El INAI, por ejemplo, es muestra clara de cómo los órganos autónomos son llevados a rastras a la picota, ya para quemarlos en leña verde en una mañanera, ya para acabar con ellos de un golpe en la nariz, o ya para someterlos a la lenta pero segura muerte por inanición presupuestal.

Nadie puede ganar más que el Presidente de la República, de acuerdo con una ley cuestionada en la SCJN. Pero en términos de equidad plena, la figura de Presidente no se tasa en base de competencia, eficacia, eficiencia, ni se mide en resultados.

No se exigen habilidades especiales para desempeñar el cargo de Presidente de la República. Como ocurre, en el caso, por ejemplo, de la presidencia del Banco de México o de CONEVAL o INEGI.

El INAI es el garante para hacer público todo lo público y el instrumento que protege la información personal, indispensable en un mundo globalizado. Pero en el cálculo de este gobierno no sólo se trata de algo secundario, sino de impedimento para la concentración del poder.

Por razones que no se acaban de conocer, pero que se sospechan, este gobierno ha resultado muy temeroso de que se transparenten sus acciones. Cuando no las ocultan las esconden. La transparencia es considerada como la quinta esencia de las democracias modernas.

El diputado Mier no apuesta a cautivar a los electores, los supremos mandantes para hacer gobierno por la vía de las elecciones, como es en democracia. Su apuesta es el Presidente de la República, en su condición restaurada de gran elector del partido Morena.

La estrategia de Ignacio Mier es hacerse de las gracias de Presidente y en una de esas consigue que lo nombre candidato a gobernador de Puebla por el partido oficial, Morena. Su estrategia no tiene que ver con la dignidad democrática que suele buscar un buen gobernante.

Eso, de menos, genera sospecha y miedo.

Chayo News

Se llama Víctor Hernández Rodríguez, tiene 22 años y es originario de la comunidad indígena de Xolotla, en el municipio de Pahuatlán, en la Sierra Norte. El pasado 9 de mayo desapareció en Chihuahua, la ciudad a la que fue llevado como peón para trabajar en “la venta de la flor”.
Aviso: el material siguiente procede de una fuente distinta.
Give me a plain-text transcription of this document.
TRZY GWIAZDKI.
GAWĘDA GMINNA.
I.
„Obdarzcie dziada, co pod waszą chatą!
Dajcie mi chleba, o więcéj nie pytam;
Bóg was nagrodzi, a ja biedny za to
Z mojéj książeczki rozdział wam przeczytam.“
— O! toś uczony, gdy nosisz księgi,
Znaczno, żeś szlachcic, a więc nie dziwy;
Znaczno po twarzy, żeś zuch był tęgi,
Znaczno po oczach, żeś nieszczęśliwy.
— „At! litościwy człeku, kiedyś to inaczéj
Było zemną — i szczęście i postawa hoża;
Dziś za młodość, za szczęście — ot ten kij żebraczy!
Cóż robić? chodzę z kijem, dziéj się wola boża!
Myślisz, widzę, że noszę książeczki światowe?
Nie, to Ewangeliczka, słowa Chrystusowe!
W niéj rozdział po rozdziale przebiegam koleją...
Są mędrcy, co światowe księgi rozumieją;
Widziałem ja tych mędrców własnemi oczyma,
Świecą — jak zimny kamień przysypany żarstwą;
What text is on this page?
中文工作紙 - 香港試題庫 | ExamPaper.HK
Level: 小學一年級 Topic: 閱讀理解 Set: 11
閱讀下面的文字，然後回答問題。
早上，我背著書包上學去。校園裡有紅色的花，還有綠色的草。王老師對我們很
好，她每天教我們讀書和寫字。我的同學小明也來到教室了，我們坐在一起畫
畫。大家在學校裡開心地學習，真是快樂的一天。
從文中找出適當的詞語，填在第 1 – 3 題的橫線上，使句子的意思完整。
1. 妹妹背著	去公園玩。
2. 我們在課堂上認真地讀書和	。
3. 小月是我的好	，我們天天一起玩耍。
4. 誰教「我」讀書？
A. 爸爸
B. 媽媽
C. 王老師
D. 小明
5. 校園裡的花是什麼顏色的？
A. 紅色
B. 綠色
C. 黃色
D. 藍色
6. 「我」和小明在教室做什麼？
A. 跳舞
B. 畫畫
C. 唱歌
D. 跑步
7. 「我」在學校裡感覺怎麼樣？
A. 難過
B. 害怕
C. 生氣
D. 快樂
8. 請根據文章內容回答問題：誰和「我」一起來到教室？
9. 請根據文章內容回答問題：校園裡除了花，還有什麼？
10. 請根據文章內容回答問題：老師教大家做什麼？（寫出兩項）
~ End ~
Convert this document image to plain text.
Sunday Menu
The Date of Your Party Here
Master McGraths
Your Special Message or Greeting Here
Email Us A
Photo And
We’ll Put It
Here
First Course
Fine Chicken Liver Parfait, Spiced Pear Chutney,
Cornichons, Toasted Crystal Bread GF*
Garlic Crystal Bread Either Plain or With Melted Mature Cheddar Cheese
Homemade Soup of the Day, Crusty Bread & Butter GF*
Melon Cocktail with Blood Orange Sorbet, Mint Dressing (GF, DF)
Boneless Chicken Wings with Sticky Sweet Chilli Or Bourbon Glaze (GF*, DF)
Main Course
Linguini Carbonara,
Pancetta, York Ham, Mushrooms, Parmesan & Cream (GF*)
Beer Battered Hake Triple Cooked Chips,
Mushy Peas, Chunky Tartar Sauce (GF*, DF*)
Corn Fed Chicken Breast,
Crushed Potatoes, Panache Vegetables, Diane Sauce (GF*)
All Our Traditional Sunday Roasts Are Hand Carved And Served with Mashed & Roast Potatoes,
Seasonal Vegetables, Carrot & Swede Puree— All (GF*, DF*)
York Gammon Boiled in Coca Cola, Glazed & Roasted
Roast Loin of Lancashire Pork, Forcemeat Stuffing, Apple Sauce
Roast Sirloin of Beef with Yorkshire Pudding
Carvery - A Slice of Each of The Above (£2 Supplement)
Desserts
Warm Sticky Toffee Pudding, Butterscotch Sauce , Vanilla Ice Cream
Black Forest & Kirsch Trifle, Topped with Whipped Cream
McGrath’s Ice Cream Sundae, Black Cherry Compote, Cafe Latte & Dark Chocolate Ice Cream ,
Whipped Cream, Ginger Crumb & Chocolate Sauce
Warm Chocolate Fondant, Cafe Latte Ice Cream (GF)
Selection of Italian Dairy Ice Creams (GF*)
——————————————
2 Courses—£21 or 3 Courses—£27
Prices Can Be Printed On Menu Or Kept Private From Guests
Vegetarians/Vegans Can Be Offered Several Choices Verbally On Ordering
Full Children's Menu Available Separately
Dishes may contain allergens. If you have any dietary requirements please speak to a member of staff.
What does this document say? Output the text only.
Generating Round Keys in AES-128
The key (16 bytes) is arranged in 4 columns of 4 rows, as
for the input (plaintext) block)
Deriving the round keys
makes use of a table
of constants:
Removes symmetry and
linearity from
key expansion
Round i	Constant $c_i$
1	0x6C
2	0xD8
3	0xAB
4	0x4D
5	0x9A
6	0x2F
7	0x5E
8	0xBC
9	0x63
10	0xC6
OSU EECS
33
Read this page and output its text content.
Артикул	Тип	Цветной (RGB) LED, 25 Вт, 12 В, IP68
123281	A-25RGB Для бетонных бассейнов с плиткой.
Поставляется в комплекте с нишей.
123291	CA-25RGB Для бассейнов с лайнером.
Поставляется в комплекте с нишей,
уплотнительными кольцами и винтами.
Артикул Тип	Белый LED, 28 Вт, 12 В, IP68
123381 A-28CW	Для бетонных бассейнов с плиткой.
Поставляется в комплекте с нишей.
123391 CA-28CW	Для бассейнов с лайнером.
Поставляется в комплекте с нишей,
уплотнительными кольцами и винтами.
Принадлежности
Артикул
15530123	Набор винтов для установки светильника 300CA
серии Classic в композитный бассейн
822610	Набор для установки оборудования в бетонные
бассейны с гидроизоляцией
Se trata de las pocas actividades de sobrevivencia a la que dedica la mayoría de la población (hombres y mujeres, niños y grandes) de esa localidad, sumida en la pobreza extrema, y de algunos pueblos vecinos del estado de Hidalgo, de quienes aprendieron el oficio.

El trabajo implica hacer viajes largos a otras entidades y permanecer fuera de tres a cinco semanas, durmiendo y comiendo en condiciones muy precarias, y sin las habilidades para hacerse valer por sí mismos.

Como se entiende, los indígenas son personas en general muy pobres que, en casos de emergencia, como éste, no tienen los recursos económicos ni humanos ni las relaciones para gestionar el paradero de sus familiares desaparecidos. Además, la lengua se traduce en una barrera infranqueable.

En el caso de Víctor, la Fiscalía General del Estado de Chihuahua emitió la ficha de búsqueda, pero hasta donde he podido averiguar no se ha hecho más. He platicado con la mamá, pero yo no hablo náhuatl ni ella español; la comunicación es muy limitada.

Entiendo que ella salió en su búsqueda, pero no alcanzó a llegar por falta de recursos.

Las autoridades locales, hasta donde entiendo, esperan que los dolientes se presenten en sus oficinas y soliciten su apoyo. Lo que veo difícil que ocurra pues no saben cómo conducirse ante esas eminencias.

El secretario del ayuntamiento de Pahuatlán ya no toma la llamada, sólo dice que está a la espera de que vayan a pedir ayuda y entonces verá si es de su competencia o no.

Le he escrito que se ponga en contacto con la Fiscalía del Estado de Puebla, la que seguramente tiene acuerdos de colaboración con su par de Chihuahua. Pero no me doy a entender.

Ahora que tenemos un secretario de Gobernación, Julio Huerta, que ha ramificado sus tentáculos a prácticamente toda la estructura de gobierno, y hace de los ayuntamientos una oficina de trámite, que sepa de la desaparición de indígenas.

Por la edad y complexión de Víctor, se teme que haya sido levantado por el crimen organizado para trabajos forzados.

Cada día y cada hora que pasen pueden ser fatales.